В голосе Манди мольба. За столом он единственный, кто не улыбается.

– После полудня у меня конкурс современного балета. Вечером я должен быть на приеме в посольстве Великобритании и привести туда всех этих безумных танцоров. Я просто не могу…

– Ты – такой же говнюк, как прежде. Современный балет – полнейшее дерьмо. Конкурс пропустишь, а на встречу с королевой я доставлю тебя вовремя. Не спорь.

Саша своего добивается. Фрау доктор Бар сияет. Лотар посмеивается. Хорст заявляет, что тоже готов отправиться на велосипедную прогулку, но Лотар покачивает указательным пальцем и говорит, что эти парни имеют право какое-то время побыть вдвоем.

«А особенно велосипеды хороши тем, Эдуард, что за ними трудно уследить из автомобиля».

* * *

«Номера в отеле – не святилища, Эдуард. Они – ящики из стекла. Там за тобой наблюдают, тебя обыскивают, слушают, нюхают».

И семья более не святилище, также, как Британский совет, за стенами которого пытался укрыться писатель-неудачник, скрывающий свои радикальные воззрения и ненависть к капиталистическому строю. Его телефонные звонки Кейт тому свидетельство. В то утро он первым делом заполнил нелепый бланк на регистрационной стойке отеля: зарубежный номер, на который надо позвонить; человек в другой стране, с которым должен состояться разговор, цель звонка в другую страну, предполагаемая продолжительность разговора, практически перечень возможных тем разговора. Последний пункт показался ему особенно глупым, поскольку они все равно собирались прослушивать разговор, чтобы оборвать связь в тот самый момент, когда он начнет болтать лишнее. Сидя на кровати рядом с молчащим телефоном, он чувствует, что дрожит. Когда наконец раздается долгожданный звонок, орет как резаный. Уже произнося первое слово, замечает, что голос его октавой выше и говорит он медленнее, чем обычно. Замечает это и Кейт, интересуется, не заболел ли он.
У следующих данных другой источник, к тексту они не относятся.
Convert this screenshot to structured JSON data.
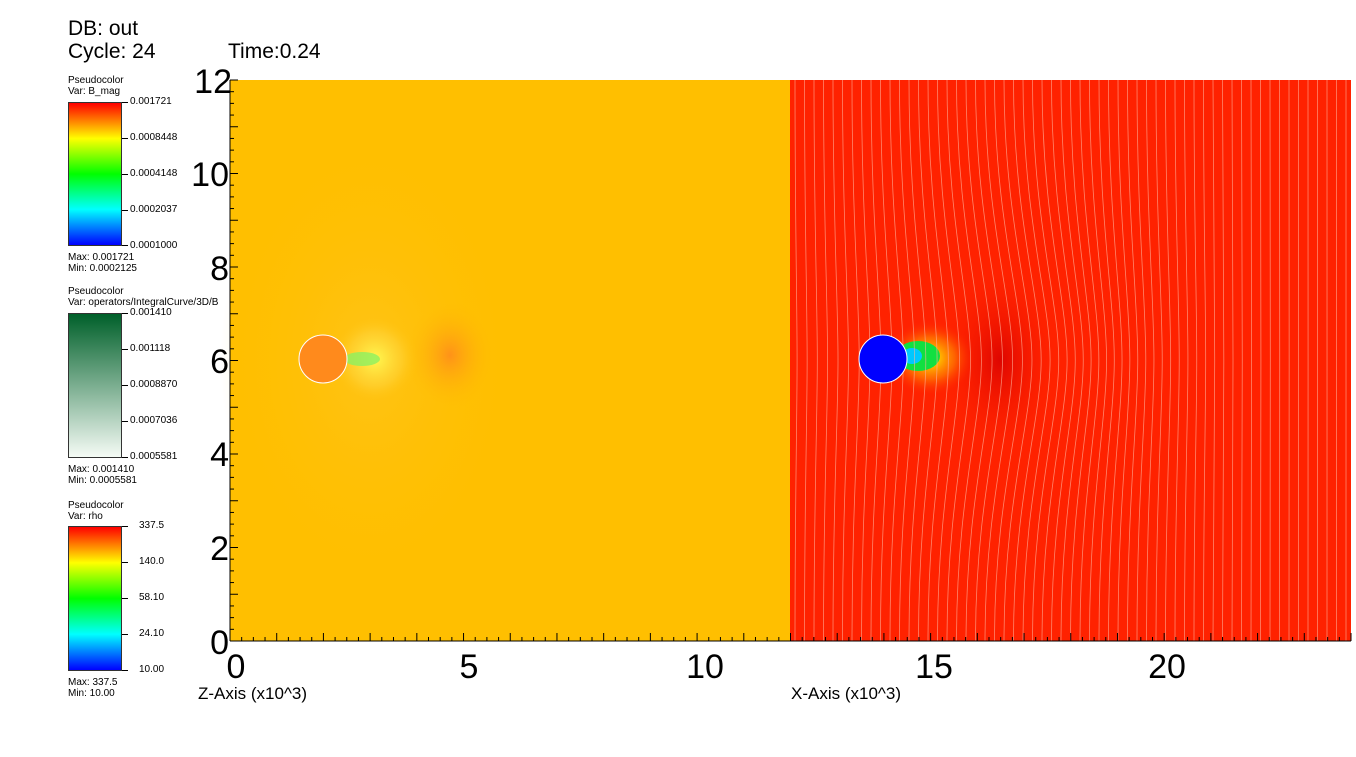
{
  "header": {
    "db_label": "DB: out",
    "cycle_label": "Cycle: 24",
    "time_label": "Time:0.24"
  },
  "legends": [
    {
      "type_label": "Pseudocolor",
      "var_label": "Var: B_mag",
      "ticks": [
        "0.001721",
        "0.0008448",
        "0.0004148",
        "0.0002037",
        "0.0001000"
      ],
      "max_label": "Max:  0.001721",
      "min_label": "Min:  0.0002125",
      "colors": [
        "#ff0000",
        "#ffff00",
        "#00ff00",
        "#00ffff",
        "#0000ff"
      ]
    },
    {
      "type_label": "Pseudocolor",
      "var_label": "Var: operators/IntegralCurve/3D/B",
      "ticks": [
        "0.001410",
        "0.001118",
        "0.0008870",
        "0.0007036",
        "0.0005581"
      ],
      "max_label": "Max:  0.001410",
      "min_label": "Min:  0.0005581",
      "colors": [
        "#00602a",
        "#f5fbf5"
      ]
    },
    {
      "type_label": "Pseudocolor",
      "var_label": "Var: rho",
      "ticks": [
        "337.5",
        "140.0",
        "58.10",
        "24.10",
        "10.00"
      ],
      "max_label": "Max:  337.5",
      "min_label": "Min:  10.00",
      "colors": [
        "#ff0000",
        "#ffff00",
        "#00ff00",
        "#00ffff",
        "#0000ff"
      ]
    }
  ],
  "plot": {
    "y_ticks": [
      "0",
      "2",
      "4",
      "6",
      "8",
      "10",
      "12"
    ],
    "x_ticks": [
      "0",
      "5",
      "10",
      "15",
      "20"
    ],
    "x_axis_left_title": "Z-Axis (x10^3)",
    "x_axis_right_title": "X-Axis (x10^3)",
    "left_panel_color": "#ffbf00",
    "right_panel_color": "#ff2200",
    "obstacle_left_color": "#ff8a1c",
    "obstacle_right_color": "#0000ff"
  }
}
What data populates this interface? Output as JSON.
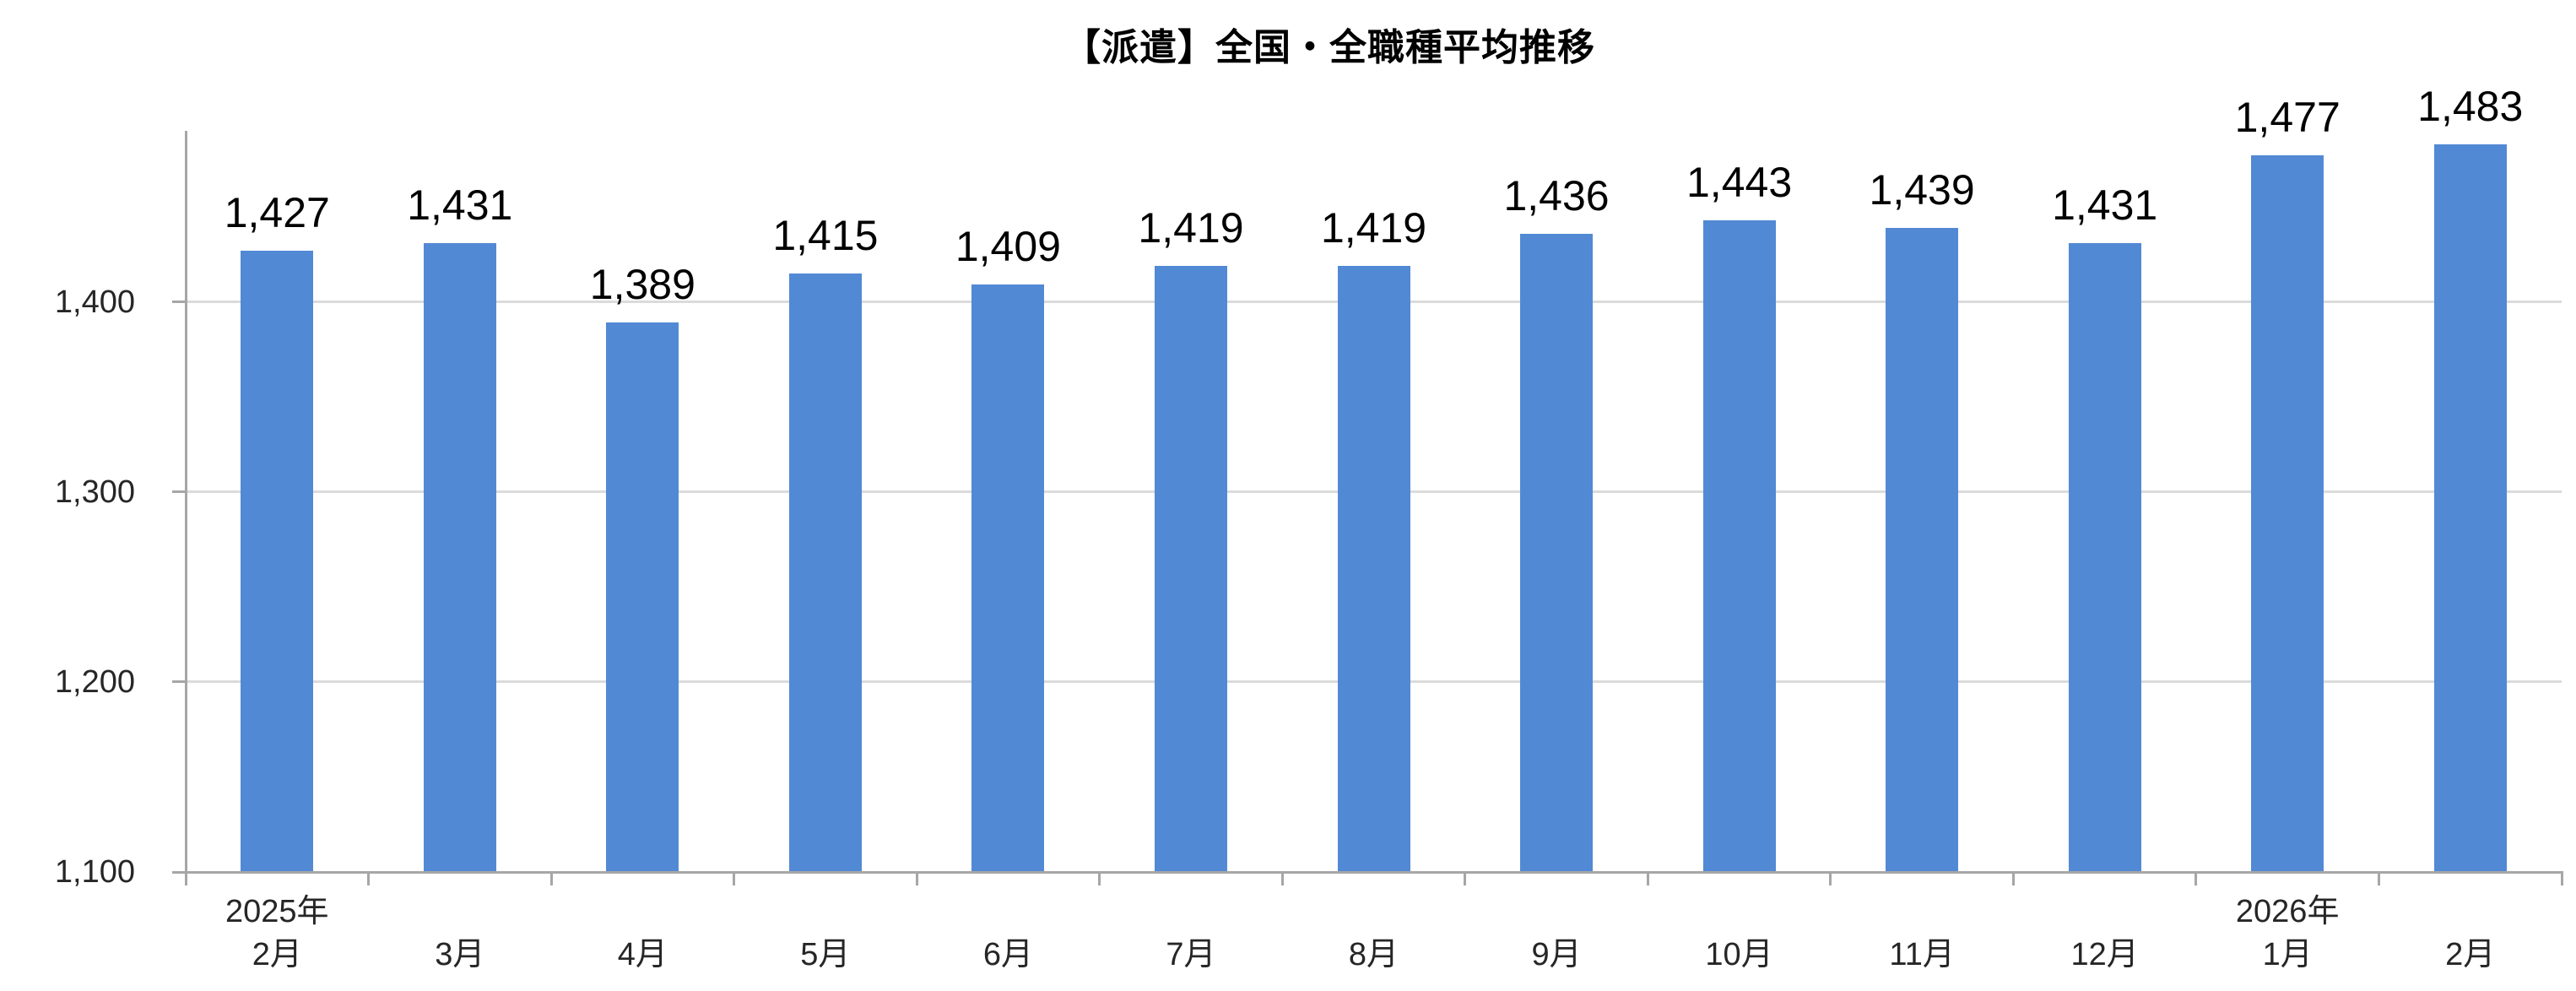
{
  "style": {
    "background": "#FFFFFF",
    "bar_color": "#5289D4",
    "axis_color": "#A6A6A6",
    "gridline_color": "#DBDBDB",
    "title_color": "#000000",
    "data_label_color": "#000000",
    "axis_text_color": "#262626"
  },
  "chart_data": {
    "type": "bar",
    "title": "【派遣】全国・全職種平均推移",
    "xlabel": "",
    "ylabel": "",
    "categories": [
      "2025年2月",
      "2025年3月",
      "2025年4月",
      "2025年5月",
      "2025年6月",
      "2025年7月",
      "2025年8月",
      "2025年9月",
      "2025年10月",
      "2025年11月",
      "2025年12月",
      "2026年1月",
      "2026年2月"
    ],
    "x_tick_labels": [
      {
        "year": "2025年",
        "month": "2月"
      },
      {
        "year": "",
        "month": "3月"
      },
      {
        "year": "",
        "month": "4月"
      },
      {
        "year": "",
        "month": "5月"
      },
      {
        "year": "",
        "month": "6月"
      },
      {
        "year": "",
        "month": "7月"
      },
      {
        "year": "",
        "month": "8月"
      },
      {
        "year": "",
        "month": "9月"
      },
      {
        "year": "",
        "month": "10月"
      },
      {
        "year": "",
        "month": "11月"
      },
      {
        "year": "",
        "month": "12月"
      },
      {
        "year": "2026年",
        "month": "1月"
      },
      {
        "year": "",
        "month": "2月"
      }
    ],
    "values": [
      1427,
      1431,
      1389,
      1415,
      1409,
      1419,
      1419,
      1436,
      1443,
      1439,
      1431,
      1477,
      1483
    ],
    "value_labels": [
      "1,427",
      "1,431",
      "1,389",
      "1,415",
      "1,409",
      "1,419",
      "1,419",
      "1,436",
      "1,443",
      "1,439",
      "1,431",
      "1,477",
      "1,483"
    ],
    "ylim": [
      1100,
      1490
    ],
    "y_ticks": [
      {
        "value": 1100,
        "label": "1,100"
      },
      {
        "value": 1200,
        "label": "1,200"
      },
      {
        "value": 1300,
        "label": "1,300"
      },
      {
        "value": 1400,
        "label": "1,400"
      }
    ],
    "gridline_values": [
      1200,
      1300,
      1400
    ],
    "grid": "horizontal-major",
    "legend": "none"
  }
}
– Нет, все в порядке. Перетанцевал. Миранда – та еще сука, впрочем, как и всегда.

Миранда – его босс, руководитель делегации. Он спрашивает насчет ребенка. Пинается, отвечает она. И сильно: возможно, придет день, когда он будет играть в футбол за Донкастер. Может, она и будет, соглашается он лишенным эмоций голосом, так что шутка, как и сам Манди, Кейт не радует. Как идут дела в Сент-Панкрасе, интересуется он. Все хорошо, спасибо, отвечает она, явно расстроенная его душевным упадком. Встретил Тед симпатичных людей, спрашивает она, сделал что-нибудь забавное?

Нет. Отнюдь.

«Ты НИКОГДА не должен упоминать Сашу, – говорит Эмори. – Саша принадлежит секретному уголку твоего сердца. Может, ты в него влюблен, может, хочешь сохранить для себя. Может, их надежды небеспочвенны, и ты уже думаешь, о чем им хочется: как бы поскорее перепрыгнуть через Стену и начать работать на них».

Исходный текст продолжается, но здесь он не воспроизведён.